Some 10,000 conferees, activists and journalists from nearly 190 countries gathered on the resort island of Bali for two weeks of UN-led talks that follow a series of scientific reports this year, concluding that the world has the technology to slow global warming, but must act immediately.
The Bali meeting will be the first major climate change conference since former Vice-President Al Gore — due to arrive next week — and a UN scientific council won the Nobel Peace Prize in October for their environmental work, fueling the growing sense of urgency as ice-caps melt, oceans rise and extreme weather increases.
“The eyes of the world are upon you.

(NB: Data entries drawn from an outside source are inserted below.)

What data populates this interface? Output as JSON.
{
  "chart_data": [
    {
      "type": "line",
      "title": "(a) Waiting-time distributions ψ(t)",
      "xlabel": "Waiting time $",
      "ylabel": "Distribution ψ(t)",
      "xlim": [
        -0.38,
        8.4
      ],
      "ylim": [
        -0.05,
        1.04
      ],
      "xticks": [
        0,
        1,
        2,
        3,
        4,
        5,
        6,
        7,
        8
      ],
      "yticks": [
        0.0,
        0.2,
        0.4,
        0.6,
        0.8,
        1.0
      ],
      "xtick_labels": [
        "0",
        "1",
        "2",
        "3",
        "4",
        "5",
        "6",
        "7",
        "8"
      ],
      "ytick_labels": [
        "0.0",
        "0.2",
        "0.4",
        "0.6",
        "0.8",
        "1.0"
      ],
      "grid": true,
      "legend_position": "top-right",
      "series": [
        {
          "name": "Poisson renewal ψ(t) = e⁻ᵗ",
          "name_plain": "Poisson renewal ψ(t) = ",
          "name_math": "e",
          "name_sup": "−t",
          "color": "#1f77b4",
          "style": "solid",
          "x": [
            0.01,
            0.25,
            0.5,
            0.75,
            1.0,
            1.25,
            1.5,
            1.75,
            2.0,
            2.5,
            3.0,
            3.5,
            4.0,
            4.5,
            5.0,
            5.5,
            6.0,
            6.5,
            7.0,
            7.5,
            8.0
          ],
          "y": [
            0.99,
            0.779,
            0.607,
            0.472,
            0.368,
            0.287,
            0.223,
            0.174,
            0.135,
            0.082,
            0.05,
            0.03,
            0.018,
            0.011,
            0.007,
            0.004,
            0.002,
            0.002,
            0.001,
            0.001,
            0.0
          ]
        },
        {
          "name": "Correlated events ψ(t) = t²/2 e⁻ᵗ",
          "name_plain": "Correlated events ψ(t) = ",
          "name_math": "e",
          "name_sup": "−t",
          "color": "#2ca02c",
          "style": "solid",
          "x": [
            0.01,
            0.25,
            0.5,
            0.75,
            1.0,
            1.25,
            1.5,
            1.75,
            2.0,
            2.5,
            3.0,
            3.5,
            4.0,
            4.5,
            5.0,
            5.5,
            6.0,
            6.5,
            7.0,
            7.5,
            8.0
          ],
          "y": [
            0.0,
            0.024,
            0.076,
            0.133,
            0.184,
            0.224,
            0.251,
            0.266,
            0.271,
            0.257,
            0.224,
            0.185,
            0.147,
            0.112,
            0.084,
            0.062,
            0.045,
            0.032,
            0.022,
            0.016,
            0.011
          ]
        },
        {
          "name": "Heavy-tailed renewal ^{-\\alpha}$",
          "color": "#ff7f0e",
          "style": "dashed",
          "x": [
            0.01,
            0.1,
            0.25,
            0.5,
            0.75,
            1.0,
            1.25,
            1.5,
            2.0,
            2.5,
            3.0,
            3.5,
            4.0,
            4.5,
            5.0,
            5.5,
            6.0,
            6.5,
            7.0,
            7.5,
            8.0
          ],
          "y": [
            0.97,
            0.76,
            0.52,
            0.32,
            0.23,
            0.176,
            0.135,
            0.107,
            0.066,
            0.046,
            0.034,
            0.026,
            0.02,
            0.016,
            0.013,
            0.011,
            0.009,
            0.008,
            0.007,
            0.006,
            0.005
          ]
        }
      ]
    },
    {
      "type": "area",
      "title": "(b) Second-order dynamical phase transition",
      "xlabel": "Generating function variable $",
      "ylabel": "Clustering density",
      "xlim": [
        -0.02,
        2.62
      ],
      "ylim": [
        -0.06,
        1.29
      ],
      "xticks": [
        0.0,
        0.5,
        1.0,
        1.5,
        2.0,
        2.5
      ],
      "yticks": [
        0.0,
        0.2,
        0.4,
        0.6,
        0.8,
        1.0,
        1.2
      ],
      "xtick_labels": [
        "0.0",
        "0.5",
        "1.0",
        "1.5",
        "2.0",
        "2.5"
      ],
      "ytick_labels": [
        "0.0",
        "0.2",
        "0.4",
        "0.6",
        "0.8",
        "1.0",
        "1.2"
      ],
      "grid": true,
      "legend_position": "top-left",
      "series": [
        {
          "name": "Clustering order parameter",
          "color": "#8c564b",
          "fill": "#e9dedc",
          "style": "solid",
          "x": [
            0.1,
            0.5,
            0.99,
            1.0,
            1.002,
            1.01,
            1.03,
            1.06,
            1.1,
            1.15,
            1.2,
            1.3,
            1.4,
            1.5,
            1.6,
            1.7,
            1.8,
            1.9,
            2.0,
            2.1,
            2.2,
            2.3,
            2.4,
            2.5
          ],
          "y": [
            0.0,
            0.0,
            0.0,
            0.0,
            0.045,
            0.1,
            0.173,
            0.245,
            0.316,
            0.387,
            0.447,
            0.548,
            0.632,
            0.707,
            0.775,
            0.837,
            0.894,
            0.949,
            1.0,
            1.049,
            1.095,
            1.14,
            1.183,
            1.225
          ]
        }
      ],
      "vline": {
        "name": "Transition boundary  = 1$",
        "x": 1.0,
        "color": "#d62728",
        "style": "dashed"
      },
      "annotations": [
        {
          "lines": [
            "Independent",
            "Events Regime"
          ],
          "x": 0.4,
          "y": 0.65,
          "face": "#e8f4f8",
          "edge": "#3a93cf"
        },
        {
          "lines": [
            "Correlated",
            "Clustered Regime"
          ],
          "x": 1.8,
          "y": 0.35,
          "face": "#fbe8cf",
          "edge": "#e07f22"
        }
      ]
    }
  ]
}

There is a huge responsibility for Bali to deliver,” said Yvo de Boer, executive secretary of the conference. “The world now expects a quantum leap forward.”
The immediate aim of the Bali conference will be to launch negotiations toward a pact to replace the Kyoto Protocol on global warming when it expires at the end of 2012, and set an agenda for the talks and a deadline. The UN says such an agreement should be concluded by 2009 in order to have a system in place in time.
The original treaty, signed by almost all of the world’s nations in 1992, set voluntary goals for curbing the emission of greenhouse gases, which mostly come from burning fossil fuels and forests, and which have been linked by scientists to global warming. But few of those goals have been met.